Handy Compendium
An Encyclopedia of Religion.
by Vergilius Ferm.
The Philosophical Library, New York, 1945. 844 pp. $10.00.
The Philosophical Library first came to this reviewer’s attention with the publication of what is undoubtedly one of the worst attempts at classics-popularization ever undertaken—Auerbach’s translation-distortion of selections from the Babylonian Talmud. The present volume partially restores our faith in the firm, for the editor did call upon competent Jewish scholars for most of the Judaica articles. Professors Louis Finkelstein, Boaz Cohen, Shalom Spiegel, Simon Greenberg and Nelson Glueck are represented, as well as Dr. Ben Zion Bokser, Professors Sheldon Blank, Samuel S. Cohon, Moses Hadas and Julian Morgenstern. And Louis Lipsky, veteran Zionist leader, has contributed a lengthy discussion of the movement.

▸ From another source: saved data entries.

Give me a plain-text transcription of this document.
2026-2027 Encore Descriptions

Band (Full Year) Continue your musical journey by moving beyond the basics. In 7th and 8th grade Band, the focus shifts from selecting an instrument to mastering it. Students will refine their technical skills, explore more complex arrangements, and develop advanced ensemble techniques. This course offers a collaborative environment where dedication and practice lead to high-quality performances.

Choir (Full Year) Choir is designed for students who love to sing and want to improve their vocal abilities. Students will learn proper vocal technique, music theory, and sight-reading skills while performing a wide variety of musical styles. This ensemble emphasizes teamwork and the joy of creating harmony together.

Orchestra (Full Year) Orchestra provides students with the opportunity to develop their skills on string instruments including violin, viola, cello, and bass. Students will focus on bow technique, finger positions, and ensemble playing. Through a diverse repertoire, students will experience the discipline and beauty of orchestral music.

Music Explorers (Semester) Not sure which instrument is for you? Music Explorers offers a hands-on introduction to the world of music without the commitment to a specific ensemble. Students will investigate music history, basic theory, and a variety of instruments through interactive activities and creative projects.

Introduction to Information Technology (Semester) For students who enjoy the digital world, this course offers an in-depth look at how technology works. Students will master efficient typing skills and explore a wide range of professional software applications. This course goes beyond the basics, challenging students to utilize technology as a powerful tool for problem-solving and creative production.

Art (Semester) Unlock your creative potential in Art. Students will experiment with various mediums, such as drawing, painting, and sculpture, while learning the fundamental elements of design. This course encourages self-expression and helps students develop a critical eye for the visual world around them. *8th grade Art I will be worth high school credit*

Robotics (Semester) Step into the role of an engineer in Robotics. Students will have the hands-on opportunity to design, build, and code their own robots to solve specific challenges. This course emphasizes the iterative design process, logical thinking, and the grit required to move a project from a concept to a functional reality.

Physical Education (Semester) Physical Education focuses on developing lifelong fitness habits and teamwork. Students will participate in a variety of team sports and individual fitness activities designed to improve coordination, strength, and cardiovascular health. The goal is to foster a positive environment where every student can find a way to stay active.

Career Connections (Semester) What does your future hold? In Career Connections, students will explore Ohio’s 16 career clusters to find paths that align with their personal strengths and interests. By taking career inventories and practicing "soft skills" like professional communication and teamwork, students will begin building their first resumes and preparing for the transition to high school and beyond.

In spite of the necessary brevity of the individual articles, the Encyclopedia, which for the most part strives successfully for objective presentation, is a handy compendium of information on the humanities generally. The layman will find it almost adequate for itself for most reference purposes. And the professional will find it useful for quick reference, particularly in fields other than his own immediate one.
But granting that the inclusion of all the significant religions of the world necessitates briefness, yet the balance is not too good: Rashi, for example, garners all of four lines, with thirty for Maimonides and twenty for Saadia—while the Red Cross rates three columns. And editor Ferm has maintained quite a margin of error. The same unwarranted deductions that lessened the value of Roland Emerson Wolfe’s book on Amos and Hosea mar his article on these prophets. Coincidentally enough, random reading produced another glaringly inaccurate generalization by the same writer: he casually describes the Israelite conception of God, from Moses up through the Exile, as henotheistic (belief in a supreme God and lesser Gods) despite the contrary evidence which Professor W. F. Albright has adduced in support of the traditional Jewish claim to monotheism as a characteristic of Jewish theology from almost the dawn of its history.